HS2 - Manchester Business Travel
Manchester's HS2 Link has been Axed
Manchester’s chance to become a global hub has been lost following the decision to axe the HS2 high-speed rail link north of Birmingham.
That’s according to Clarity’s CEO Pat McDonagh after Rishi Sunak confirmed the decision at the Conservative party conference which was, ironically, in Manchester.
The original vision was that HS2 would modernise rail services both between the north and south – Manchester to London by rail would only take 71 minutes instead of the current 135 minutes.
Speaking to Amon Cohen of Business Travel News,
Pat said:
“The big loss with the removal of the Manchester link of HS2 is the connectivity to Manchester Airport.
“It was going to have a station on HS2 prior to Manchester and would have extended the catchment area for the airport by 20 million passengers.

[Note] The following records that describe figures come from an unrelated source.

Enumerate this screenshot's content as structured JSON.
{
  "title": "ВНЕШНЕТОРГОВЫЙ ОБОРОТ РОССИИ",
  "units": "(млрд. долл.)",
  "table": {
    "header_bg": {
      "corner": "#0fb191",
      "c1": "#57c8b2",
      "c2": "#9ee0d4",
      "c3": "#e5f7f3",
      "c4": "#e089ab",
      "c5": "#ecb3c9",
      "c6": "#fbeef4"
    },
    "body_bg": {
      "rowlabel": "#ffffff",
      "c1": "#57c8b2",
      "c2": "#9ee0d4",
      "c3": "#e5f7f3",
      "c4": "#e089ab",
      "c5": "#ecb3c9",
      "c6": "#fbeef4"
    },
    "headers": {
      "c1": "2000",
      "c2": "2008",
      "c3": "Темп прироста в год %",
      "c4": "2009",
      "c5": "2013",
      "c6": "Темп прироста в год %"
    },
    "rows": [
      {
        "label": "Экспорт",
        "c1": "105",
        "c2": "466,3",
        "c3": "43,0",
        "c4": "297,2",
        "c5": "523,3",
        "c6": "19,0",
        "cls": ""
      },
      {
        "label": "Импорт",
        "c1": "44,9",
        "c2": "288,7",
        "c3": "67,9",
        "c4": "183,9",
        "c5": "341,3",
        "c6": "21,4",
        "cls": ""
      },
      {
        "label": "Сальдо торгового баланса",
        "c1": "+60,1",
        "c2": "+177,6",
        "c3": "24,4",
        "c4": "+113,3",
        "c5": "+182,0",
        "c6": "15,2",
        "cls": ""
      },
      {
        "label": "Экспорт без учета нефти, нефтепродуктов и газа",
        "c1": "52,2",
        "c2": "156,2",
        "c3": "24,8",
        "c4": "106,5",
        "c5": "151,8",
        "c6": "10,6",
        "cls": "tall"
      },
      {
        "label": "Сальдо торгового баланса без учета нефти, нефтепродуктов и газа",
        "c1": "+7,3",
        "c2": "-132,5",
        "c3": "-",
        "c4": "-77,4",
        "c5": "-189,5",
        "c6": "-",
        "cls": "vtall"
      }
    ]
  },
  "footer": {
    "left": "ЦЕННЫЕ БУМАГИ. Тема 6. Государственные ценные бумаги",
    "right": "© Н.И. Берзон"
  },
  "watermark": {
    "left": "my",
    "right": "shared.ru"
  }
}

“You would have been able to attract airlines which maybe wouldn’t have considered Manchester before as an option, and routes that weren’t believed to be viable.
“We didn’t necessarily need to make it easier to travel from Manchester to London. It’s that missed opportunity for Manchester as a global hub that I think is lost.”

Similarly unimpressed
Clive Wrattan, CEO of the Business Travel Association
In a statement on the association’s website he said: “Scrapping such an important leg of HS2 is a deplorable act of carelessness on behalf of the Government.
“Cancelling the key northern hub makes a mockery of the levelling-up agenda and doesn’t help the capacity issues some routes are facing.
“Once again, connected business travel across the UK is sacrificed by those in power negligent of the needs of those outside London.
“Although the business travel has changed since the pandemic, with more hybrid and virtual events taking place, in-person travel is the beating heart of our industry.”


While realising the decision was made due to spiraling costs of the project Pat added: “It is lamentable that we can’t build modern high-speed rail infrastructure where others in Europe have done it so successfully.
“It suggests a lack of vision, capability and commitment from us as the nation that was the birthplace of the railways.
“Isambard Kingdom Brunel and George Stephenson would be spinning in their graves.”